We have a pretty good idea about what the best prediction techniques are now, and it’s not what these guys are doing. So my complaint is that they’re (mis)using a hammer when a screwdriver is needed. Can you drive a screw using the sharp edge of the claw on a hammer? Maybe, but why would anyone do that? You’re familiar with the Netflix prize, right?
From one of the goat papers:
Each observation consisted of a user ID, a movie title, and the rating that the
user gave this movie. The task was to accurately predict the ratings of movie-user pairs for a test set such that the predictive accuracy improved upon Netflix’s
recommendation engine by at least 10%.
At the data exploration and reduction step, many teams including the winners found that the noninterpretable Singular Value Decomposition (SVD) data reduction method was key in producing accurate predictions: “It seems that models based on matrix factorization were found to be most accurate.” As for choice of variables, supplementing the Netflix data with information about the movie (such as actors, director) actually decreased accuracy:
In terms of choice of methods, their solution was an ensemble of methods that included nearest-neighbor algorithms, regression models, and shrinkage methods.

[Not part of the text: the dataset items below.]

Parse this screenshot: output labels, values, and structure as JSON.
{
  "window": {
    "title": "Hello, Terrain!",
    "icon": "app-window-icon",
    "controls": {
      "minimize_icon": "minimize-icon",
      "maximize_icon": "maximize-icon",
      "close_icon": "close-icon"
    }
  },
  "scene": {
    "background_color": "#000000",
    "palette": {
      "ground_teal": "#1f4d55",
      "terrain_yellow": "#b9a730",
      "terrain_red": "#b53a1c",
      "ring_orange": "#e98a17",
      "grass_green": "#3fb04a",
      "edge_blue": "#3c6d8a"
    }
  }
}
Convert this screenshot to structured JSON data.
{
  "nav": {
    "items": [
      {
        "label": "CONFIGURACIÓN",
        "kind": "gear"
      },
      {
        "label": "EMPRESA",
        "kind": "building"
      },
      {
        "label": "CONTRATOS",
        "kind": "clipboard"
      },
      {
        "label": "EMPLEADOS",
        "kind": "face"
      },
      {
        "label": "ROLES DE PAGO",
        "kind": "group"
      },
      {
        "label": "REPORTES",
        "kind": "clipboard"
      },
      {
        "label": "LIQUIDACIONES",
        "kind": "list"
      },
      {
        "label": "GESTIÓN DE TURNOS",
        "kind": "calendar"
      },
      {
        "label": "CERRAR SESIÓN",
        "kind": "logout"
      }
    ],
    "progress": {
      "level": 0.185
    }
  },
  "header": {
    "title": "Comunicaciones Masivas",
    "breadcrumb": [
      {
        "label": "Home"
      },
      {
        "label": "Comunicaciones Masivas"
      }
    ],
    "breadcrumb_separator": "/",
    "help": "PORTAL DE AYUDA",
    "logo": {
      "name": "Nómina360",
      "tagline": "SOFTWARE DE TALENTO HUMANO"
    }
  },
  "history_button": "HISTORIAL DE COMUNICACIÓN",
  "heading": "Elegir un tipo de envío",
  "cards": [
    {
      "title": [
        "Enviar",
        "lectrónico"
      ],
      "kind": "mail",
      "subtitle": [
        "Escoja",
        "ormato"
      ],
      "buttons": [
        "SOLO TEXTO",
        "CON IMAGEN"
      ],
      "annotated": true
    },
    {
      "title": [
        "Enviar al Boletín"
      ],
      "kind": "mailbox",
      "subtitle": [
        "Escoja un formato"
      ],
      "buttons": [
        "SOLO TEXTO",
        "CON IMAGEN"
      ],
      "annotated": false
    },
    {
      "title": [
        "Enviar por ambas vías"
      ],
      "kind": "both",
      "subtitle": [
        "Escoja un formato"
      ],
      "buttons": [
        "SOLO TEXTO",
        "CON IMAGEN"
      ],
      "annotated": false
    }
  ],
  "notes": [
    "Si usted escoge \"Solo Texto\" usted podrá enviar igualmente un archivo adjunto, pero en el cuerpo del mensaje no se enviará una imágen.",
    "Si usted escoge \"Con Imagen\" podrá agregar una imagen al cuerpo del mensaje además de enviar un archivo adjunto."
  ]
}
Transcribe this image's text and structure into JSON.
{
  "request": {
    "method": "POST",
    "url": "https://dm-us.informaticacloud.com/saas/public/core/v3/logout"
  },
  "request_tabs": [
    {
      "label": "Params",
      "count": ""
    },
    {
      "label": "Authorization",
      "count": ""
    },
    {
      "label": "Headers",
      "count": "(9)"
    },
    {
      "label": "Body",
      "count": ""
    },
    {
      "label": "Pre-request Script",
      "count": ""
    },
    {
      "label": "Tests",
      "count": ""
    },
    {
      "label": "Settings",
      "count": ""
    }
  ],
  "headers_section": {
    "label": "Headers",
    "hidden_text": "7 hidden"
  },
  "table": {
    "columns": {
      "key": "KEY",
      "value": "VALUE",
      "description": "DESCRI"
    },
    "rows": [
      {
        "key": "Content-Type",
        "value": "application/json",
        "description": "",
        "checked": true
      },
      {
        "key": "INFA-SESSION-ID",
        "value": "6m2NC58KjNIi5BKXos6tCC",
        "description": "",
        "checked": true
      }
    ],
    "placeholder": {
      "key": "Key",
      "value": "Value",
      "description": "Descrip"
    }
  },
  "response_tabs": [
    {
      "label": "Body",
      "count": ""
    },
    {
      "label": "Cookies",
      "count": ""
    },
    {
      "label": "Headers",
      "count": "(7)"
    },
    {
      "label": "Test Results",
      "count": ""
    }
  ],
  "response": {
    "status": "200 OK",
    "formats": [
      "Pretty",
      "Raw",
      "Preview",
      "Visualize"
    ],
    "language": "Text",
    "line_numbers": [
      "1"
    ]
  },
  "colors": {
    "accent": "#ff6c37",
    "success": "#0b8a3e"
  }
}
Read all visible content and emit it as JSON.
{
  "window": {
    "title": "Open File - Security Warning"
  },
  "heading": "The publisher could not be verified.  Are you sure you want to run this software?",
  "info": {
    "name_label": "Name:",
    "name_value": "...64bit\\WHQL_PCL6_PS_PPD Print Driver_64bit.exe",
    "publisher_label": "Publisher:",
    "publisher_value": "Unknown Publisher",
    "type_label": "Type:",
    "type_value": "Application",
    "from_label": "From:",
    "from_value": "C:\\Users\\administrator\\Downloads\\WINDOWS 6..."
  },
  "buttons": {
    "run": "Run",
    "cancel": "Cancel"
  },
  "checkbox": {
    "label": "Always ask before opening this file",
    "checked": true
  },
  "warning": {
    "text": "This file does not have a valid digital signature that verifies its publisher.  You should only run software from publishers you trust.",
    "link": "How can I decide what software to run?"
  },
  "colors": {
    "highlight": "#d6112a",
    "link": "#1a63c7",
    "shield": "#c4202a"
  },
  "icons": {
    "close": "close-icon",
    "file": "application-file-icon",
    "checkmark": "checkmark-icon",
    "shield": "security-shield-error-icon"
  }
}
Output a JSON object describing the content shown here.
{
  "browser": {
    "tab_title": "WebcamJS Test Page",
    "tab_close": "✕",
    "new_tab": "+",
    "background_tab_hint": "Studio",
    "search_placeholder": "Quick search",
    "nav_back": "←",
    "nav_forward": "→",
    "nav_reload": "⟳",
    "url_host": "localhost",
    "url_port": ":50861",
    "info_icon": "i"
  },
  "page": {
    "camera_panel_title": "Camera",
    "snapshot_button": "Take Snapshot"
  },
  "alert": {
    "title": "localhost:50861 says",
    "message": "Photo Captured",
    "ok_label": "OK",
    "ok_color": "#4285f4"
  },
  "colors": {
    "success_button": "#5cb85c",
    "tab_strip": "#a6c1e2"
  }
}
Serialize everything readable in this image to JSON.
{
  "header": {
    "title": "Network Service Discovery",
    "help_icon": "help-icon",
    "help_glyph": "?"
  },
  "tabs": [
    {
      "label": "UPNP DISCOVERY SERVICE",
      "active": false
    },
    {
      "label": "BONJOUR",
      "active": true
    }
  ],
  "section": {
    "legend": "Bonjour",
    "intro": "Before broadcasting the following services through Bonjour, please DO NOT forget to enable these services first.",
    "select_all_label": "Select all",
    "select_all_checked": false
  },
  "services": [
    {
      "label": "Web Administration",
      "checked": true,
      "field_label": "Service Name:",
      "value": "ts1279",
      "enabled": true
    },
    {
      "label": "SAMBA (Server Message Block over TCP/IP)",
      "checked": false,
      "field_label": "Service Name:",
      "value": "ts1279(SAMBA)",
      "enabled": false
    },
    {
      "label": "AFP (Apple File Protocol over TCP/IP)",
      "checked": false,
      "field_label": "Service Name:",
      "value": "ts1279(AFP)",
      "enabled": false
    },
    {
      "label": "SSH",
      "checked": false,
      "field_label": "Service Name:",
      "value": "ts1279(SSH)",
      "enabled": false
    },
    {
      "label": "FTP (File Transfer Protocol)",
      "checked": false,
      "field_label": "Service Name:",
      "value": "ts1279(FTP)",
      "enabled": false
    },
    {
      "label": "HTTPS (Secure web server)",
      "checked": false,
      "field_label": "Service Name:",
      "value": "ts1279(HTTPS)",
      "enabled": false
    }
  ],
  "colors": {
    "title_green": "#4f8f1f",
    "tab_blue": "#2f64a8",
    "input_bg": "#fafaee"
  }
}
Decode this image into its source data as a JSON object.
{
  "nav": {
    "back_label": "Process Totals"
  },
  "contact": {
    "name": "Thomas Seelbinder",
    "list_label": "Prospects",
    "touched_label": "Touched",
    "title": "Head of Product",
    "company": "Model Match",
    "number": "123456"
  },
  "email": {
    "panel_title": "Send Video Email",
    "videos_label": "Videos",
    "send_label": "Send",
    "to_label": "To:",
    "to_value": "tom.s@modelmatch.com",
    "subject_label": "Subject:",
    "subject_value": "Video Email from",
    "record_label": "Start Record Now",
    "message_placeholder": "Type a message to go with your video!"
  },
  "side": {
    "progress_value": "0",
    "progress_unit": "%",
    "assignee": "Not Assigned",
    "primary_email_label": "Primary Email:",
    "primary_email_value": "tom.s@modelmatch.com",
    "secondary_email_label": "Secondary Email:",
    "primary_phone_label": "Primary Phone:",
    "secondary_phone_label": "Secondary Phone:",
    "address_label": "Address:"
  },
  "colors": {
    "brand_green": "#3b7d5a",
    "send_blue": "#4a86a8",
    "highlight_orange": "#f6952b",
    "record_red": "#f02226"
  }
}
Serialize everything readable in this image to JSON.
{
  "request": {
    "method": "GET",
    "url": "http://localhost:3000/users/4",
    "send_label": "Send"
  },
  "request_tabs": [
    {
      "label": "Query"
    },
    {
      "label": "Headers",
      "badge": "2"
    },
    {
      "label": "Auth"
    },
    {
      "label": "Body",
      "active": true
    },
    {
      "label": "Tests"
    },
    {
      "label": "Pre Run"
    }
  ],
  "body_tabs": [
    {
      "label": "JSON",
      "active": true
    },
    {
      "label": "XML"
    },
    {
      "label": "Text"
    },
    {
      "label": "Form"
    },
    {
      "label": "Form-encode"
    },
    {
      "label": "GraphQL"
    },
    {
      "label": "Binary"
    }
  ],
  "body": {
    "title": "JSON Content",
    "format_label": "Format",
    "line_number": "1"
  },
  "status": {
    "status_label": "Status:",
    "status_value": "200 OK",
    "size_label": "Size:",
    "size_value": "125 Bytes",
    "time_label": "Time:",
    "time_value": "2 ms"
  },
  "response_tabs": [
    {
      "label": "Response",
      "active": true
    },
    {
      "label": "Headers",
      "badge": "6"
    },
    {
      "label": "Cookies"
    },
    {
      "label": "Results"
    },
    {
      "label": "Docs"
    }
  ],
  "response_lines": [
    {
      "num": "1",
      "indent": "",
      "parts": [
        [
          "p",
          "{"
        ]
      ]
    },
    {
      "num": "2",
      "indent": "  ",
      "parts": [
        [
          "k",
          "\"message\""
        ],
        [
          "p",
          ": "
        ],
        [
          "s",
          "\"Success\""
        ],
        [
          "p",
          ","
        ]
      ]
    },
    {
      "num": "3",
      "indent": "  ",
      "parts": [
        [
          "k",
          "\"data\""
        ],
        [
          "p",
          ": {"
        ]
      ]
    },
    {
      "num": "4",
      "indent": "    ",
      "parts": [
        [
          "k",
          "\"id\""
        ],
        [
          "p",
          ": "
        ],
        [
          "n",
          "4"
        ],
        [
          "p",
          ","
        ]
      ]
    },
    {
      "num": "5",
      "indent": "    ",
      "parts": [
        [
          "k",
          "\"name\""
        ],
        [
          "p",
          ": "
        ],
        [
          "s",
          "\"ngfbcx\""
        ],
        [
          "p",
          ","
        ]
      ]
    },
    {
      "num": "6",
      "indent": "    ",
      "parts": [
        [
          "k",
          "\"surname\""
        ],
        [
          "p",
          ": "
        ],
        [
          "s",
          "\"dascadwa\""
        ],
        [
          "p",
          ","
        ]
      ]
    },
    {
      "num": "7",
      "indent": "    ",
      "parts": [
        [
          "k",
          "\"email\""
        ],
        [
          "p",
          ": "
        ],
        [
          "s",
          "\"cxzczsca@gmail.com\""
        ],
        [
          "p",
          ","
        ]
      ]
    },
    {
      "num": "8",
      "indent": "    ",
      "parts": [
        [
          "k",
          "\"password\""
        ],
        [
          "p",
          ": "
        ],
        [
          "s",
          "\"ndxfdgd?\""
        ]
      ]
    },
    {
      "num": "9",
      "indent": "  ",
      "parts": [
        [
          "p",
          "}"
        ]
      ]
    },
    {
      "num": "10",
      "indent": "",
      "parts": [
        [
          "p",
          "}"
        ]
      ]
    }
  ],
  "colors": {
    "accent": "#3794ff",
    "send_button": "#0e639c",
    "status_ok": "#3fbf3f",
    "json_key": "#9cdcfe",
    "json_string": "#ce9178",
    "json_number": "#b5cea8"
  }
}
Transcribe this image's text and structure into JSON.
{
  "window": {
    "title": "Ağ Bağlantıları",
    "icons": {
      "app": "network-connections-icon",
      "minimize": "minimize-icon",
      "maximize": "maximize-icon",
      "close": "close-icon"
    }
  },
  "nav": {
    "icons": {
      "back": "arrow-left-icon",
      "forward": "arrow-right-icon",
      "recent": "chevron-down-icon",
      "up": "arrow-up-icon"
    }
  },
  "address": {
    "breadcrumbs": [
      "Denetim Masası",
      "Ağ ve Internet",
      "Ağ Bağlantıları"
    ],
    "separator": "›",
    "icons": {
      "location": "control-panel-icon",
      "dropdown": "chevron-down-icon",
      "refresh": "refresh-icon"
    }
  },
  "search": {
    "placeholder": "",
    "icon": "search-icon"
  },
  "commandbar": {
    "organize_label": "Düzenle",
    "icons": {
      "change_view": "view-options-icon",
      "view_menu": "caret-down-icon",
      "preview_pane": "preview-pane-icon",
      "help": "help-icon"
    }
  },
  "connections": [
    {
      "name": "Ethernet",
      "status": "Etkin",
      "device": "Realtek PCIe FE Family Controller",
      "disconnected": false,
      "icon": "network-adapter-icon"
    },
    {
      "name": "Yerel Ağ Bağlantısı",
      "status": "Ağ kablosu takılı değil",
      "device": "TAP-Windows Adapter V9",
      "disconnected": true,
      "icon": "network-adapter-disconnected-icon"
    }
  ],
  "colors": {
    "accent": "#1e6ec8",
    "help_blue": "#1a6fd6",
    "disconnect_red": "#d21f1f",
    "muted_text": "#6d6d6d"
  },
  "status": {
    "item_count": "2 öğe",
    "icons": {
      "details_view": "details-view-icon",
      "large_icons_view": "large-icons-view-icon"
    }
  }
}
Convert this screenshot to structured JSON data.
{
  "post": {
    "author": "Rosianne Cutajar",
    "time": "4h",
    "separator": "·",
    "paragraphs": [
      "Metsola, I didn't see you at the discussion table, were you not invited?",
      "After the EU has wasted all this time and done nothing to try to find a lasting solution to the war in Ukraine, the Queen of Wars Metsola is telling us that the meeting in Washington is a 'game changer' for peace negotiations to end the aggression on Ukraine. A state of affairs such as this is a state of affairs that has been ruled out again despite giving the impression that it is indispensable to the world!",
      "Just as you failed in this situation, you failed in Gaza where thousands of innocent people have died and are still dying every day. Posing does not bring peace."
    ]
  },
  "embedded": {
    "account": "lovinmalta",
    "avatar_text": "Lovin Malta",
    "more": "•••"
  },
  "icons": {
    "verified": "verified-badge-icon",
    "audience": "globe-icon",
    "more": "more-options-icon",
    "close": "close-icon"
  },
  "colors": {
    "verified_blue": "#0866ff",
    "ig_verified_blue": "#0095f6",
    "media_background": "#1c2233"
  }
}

In particular, they found that “using increasingly complex models is only one way of improving accuracy. An apparently easier way to achieve better accuracy is by blending multiple simpler models.”
There are really no first principles or curve fittings or anything going on here. It’s just a computer throwing the kitchen sink at a large data set to see what sticks, and in ways that aren’t necessarily interpretable. The actual model it comes up with could be some crazy thing that far exceeds the complexity of a quadratic OLS with interactions–in fact, I’m certain it would be if there was a meaningful way to compile the ensemble contributors into a single interpretable thing. Gimme that all day over amateurs hacking around in Excel until they hit something.